Objective: As a solution for utilizing large-scale health-related information, we propose a novel approach to identify hospital service quality factors and overtime trends automatically from online health communities, especially hospital-related questions and answers.
Methods: We defined social media-based key quality factors for hospitals. In addition, we developed text mining techniques to detect such factors that frequently occur in online health communities. After detecting these factors that represent qualitative aspects of hospitals, we applied a sentiment analysis to recognize the types of recommendations in messages posted within online health communities. Korea's two biggest online portals were used to test the effectiveness of detection of social media-based key quality factors for hospitals.

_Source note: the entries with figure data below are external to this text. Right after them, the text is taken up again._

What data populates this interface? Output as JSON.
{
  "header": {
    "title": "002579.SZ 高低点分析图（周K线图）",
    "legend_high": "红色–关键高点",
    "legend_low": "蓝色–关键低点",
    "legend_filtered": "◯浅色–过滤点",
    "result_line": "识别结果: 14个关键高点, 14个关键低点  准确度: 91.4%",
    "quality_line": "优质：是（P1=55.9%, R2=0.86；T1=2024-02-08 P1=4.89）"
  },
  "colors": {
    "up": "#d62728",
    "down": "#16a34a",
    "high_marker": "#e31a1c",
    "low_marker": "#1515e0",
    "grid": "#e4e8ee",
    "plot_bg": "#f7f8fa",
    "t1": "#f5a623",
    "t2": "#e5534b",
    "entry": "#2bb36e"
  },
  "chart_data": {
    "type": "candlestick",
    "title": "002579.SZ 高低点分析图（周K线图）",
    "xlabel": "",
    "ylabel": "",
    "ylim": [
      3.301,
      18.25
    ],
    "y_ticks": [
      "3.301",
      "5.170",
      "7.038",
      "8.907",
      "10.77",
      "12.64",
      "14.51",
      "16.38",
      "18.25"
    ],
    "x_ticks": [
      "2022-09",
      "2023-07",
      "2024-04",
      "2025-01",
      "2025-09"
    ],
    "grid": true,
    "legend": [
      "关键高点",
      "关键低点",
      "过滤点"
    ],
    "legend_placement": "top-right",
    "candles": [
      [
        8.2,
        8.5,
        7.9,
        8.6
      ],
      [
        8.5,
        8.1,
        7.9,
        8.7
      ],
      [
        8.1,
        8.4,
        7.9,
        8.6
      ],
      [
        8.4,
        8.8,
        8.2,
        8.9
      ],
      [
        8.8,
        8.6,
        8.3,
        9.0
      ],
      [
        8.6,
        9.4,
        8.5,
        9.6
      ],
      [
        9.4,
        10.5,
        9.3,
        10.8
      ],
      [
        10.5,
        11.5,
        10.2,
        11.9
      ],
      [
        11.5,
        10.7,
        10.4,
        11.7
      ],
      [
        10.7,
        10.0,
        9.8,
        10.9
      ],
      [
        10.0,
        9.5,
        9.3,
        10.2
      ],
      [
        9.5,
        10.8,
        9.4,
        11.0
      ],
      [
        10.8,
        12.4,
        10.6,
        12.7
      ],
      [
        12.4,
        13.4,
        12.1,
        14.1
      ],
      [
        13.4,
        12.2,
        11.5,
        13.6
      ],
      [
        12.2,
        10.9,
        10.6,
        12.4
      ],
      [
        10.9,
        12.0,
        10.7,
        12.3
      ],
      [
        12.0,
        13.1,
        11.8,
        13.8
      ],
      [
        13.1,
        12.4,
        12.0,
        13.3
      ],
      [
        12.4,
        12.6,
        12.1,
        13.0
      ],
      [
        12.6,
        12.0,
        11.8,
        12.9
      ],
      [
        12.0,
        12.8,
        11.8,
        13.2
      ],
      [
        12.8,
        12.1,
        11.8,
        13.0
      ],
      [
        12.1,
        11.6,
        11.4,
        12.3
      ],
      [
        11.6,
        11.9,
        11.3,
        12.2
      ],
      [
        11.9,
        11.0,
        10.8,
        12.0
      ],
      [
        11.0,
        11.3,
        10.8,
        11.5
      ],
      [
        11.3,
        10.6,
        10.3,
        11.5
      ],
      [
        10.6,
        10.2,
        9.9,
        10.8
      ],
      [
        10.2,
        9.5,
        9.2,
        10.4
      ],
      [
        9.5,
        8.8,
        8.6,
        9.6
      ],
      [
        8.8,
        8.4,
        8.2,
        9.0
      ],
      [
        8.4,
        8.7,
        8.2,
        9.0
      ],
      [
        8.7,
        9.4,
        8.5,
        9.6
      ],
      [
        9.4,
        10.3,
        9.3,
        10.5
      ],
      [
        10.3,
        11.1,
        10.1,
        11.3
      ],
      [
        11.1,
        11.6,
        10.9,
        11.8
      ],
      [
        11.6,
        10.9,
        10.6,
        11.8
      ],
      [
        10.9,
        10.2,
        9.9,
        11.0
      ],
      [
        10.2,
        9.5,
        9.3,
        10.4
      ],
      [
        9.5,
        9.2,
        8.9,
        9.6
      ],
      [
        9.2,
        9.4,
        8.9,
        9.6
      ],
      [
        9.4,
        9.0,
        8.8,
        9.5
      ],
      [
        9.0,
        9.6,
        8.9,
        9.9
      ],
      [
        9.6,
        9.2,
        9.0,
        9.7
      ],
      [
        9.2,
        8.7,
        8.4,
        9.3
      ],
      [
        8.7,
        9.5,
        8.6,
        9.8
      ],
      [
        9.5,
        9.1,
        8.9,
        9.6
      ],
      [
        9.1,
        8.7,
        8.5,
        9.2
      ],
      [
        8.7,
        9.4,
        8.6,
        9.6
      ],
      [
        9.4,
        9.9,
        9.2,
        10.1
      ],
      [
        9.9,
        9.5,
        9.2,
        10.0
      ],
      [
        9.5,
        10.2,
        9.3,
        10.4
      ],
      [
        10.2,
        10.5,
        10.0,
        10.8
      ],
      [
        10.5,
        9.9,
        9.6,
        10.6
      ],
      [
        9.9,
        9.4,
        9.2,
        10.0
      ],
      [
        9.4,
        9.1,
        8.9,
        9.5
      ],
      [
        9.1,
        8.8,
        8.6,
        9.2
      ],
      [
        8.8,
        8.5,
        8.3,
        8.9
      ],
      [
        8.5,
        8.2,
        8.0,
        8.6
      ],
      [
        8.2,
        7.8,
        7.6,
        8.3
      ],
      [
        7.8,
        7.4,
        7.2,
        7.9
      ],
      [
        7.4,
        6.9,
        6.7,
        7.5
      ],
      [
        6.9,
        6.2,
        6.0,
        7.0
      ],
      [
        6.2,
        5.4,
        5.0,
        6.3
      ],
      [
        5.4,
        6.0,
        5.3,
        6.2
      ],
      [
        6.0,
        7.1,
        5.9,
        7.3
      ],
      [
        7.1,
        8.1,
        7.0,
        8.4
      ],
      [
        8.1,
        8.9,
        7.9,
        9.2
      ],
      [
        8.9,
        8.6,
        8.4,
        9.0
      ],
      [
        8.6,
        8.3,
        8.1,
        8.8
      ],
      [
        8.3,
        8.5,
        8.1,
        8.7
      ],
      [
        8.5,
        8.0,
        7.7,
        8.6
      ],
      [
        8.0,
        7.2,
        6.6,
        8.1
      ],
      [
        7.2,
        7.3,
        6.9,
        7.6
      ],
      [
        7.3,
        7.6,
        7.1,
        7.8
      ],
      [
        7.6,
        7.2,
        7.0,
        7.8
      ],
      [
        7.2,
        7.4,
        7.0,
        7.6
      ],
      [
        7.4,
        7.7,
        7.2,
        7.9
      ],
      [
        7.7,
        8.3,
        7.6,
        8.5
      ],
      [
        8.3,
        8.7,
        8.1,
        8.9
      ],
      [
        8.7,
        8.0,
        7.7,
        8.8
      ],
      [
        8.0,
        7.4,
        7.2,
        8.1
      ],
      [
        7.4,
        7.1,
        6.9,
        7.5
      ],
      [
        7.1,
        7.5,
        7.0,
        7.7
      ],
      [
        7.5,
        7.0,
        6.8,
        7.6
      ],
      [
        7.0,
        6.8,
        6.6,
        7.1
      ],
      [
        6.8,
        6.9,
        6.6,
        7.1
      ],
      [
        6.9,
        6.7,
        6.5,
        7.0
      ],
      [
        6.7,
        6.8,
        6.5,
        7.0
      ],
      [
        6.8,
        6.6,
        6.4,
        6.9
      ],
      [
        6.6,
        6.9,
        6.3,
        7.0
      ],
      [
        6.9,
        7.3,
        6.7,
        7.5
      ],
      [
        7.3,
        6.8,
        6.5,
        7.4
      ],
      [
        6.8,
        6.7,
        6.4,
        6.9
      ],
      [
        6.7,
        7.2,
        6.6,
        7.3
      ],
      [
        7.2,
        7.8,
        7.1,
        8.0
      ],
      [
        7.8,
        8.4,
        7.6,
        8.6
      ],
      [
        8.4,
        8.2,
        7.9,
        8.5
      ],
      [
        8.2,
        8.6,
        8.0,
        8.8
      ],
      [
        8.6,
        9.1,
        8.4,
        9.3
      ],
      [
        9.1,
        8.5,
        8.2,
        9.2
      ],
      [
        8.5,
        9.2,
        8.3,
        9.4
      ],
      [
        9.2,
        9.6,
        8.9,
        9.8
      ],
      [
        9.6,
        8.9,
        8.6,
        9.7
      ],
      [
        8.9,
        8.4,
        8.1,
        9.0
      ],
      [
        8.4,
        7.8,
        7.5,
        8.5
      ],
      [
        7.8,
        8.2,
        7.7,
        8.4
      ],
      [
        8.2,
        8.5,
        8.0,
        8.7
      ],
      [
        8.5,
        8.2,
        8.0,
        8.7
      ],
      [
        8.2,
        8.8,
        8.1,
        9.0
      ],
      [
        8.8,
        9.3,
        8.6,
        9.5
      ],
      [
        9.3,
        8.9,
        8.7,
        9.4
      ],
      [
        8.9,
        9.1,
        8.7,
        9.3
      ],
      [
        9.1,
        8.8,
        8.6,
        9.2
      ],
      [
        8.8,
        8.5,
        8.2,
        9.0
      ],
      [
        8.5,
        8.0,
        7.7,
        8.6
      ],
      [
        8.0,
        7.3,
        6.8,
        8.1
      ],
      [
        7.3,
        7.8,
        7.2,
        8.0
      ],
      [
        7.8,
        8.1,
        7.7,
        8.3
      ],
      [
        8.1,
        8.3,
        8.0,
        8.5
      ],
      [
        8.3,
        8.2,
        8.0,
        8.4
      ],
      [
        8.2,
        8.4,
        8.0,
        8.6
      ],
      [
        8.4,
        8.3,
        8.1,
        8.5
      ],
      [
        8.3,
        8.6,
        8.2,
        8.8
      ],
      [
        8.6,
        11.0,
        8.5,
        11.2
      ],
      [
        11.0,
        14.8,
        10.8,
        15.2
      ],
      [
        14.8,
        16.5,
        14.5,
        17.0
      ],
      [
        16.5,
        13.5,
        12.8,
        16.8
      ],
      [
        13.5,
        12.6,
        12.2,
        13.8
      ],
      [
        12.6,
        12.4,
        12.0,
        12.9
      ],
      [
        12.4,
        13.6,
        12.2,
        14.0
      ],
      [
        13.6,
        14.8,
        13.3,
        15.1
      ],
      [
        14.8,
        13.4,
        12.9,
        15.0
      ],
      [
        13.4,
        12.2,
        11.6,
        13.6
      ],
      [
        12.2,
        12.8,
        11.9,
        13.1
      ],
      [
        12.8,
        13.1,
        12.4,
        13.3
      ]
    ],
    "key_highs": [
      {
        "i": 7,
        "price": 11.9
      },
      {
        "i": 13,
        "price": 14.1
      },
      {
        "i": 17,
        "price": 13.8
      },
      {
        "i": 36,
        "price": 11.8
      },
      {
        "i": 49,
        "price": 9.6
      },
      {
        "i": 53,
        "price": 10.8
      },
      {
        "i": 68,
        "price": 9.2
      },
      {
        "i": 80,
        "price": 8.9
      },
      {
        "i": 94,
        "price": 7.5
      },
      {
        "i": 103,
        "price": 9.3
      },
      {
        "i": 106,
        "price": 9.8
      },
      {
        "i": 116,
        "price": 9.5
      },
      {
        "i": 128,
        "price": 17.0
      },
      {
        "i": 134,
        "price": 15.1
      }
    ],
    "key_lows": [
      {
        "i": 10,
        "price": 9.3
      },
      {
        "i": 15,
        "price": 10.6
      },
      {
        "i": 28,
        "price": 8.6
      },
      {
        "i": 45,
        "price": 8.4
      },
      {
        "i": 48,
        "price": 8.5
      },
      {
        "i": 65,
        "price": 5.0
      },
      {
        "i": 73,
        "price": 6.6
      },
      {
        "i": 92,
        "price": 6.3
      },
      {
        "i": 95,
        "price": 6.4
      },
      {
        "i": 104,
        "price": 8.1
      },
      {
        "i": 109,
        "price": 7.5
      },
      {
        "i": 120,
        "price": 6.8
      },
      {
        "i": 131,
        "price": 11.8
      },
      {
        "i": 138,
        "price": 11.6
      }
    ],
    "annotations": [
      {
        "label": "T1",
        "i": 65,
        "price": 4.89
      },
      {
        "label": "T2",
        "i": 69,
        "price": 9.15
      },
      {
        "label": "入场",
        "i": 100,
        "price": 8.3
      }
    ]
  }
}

Results: To evaluate the proposed text mining techniques, we performed manual evaluations on the extraction and classification results, such as hospital name, service quality factors, and recommendation types using a random sample of messages (ie, 5.44% (9450/173,748) of the total messages). Service quality factor detection and hospital name extraction achieved average F1 scores of 91% and 78%, respectively. In terms of recommendation classification, performance (ie, precision) is 78% on average. Extraction and classification performance still has room for improvement, but the extraction results are applicable to more detailed analysis. Further analysis of the extracted information reveals that there are differences in the details of social media-based key quality factors for hospitals according to the regions in Korea, and the patterns of change seem to accurately reflect social events (eg, influenza epidemics).
Conclusions: These findings could be used to provide timely information to caregivers, hospital officials, and medical officials for health care policies.